Perversely, Cris’ descent into drug hell over the preceding decade had coincided with an increase in Meat Puppets’ popularity and commercial success. Having been largely a cult act until the early ‘90s, in 1993 Kurt Cobain invited the Kirkwood brothers to join Nirvana onstage to play a few Meat Puppets tracks at Nirvana’s now legendary MTV Unplugged session.

“After that we started doing bigger tours and we got videos on MTV. You start getting more money and you start thinking there’s something to that, but there’s not – you can’t do much with it,” Kirkwood says. “For me I don’t think it was making anything easier except to raise my kids. But I don’t think it was that good for Cris.”

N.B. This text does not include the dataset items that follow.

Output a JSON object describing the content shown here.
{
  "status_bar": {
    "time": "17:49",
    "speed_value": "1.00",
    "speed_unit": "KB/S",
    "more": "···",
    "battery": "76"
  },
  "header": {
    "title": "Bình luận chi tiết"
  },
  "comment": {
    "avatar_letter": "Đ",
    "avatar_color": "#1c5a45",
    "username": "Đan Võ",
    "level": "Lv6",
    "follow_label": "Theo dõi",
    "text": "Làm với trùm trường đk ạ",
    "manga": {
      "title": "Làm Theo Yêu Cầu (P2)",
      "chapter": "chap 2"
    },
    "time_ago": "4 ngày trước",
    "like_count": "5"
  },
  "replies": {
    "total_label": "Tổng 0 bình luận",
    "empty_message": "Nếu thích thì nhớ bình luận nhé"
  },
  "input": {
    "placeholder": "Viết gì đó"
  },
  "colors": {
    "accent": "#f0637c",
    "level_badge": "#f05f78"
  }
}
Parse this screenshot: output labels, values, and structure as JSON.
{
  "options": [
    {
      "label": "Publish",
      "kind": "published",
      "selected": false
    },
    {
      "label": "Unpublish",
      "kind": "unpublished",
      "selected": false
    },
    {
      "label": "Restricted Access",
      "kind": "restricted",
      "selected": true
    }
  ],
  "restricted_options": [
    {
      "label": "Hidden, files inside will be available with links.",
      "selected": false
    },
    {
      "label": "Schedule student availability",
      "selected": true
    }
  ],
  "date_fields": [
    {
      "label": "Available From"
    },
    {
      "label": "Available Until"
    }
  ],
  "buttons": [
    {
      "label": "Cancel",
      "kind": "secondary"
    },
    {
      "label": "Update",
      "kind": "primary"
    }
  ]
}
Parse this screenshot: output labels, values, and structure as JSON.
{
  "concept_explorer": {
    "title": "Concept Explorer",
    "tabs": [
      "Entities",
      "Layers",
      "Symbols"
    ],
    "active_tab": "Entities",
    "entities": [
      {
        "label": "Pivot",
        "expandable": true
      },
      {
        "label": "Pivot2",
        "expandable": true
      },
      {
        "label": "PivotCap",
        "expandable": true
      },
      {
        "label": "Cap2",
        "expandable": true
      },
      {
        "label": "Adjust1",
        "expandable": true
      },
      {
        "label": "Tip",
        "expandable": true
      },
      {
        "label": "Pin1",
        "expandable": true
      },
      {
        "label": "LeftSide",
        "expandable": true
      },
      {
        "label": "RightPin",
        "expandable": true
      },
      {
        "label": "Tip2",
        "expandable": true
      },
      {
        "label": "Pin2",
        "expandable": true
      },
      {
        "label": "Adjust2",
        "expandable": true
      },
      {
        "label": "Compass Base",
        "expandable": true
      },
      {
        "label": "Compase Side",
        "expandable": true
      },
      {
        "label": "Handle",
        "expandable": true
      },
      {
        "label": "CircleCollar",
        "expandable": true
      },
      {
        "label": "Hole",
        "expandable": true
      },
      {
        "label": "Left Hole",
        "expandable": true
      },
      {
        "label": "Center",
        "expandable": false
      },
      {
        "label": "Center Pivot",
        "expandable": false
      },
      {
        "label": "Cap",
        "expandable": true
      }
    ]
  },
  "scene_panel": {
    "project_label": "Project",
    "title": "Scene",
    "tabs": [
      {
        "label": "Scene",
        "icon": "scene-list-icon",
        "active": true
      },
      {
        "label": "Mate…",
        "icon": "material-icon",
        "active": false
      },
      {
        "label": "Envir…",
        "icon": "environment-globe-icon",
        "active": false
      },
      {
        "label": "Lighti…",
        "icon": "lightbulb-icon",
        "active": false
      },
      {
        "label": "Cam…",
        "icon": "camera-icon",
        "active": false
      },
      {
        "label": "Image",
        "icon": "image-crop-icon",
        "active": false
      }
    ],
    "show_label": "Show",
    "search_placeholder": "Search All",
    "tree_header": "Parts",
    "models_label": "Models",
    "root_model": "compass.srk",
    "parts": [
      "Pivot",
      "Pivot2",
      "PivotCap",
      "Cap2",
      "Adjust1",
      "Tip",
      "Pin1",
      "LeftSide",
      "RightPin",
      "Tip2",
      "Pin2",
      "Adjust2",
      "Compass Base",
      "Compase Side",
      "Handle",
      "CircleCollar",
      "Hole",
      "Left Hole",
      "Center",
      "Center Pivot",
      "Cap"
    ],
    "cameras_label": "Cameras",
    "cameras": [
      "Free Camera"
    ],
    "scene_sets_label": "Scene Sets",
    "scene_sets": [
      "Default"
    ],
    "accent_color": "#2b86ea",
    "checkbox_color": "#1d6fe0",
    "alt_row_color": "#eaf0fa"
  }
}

By the late ‘90s, Cris’ narcotic troubles had effectively caused Meat Puppets to go into long-term hiatus. In 2003 Cris’ life reached rock bottom when he was arrested after attacking a security guard at a downtown post office. Sentenced to jail, Cris quit drugs and straightened out. Curt is matter of fact about his brother’s problems, and his eventual recovery – though that was an attitude that was born out of necessity, and not indifference.

“I had had to learn to distance myself from Cris’ situation because if you’re too sentimental, then a junkie can just feed on that,” Kirkwood says. “But he was still my brother, and his life was going haywire.”

Meat Puppets – minus Bolstrom, who preferred to stay with his settled professional and domestic life – reconvened in 2006. Meat Puppets have gone onto to release four albums in the past six years, including 2013’s Rat Farm – an album that Kirkwood has described as “full blown folk music”.

“To me, folk music is just really simple peasant music – it’s cryptic, ridiculous simple music,” Kirkwood says.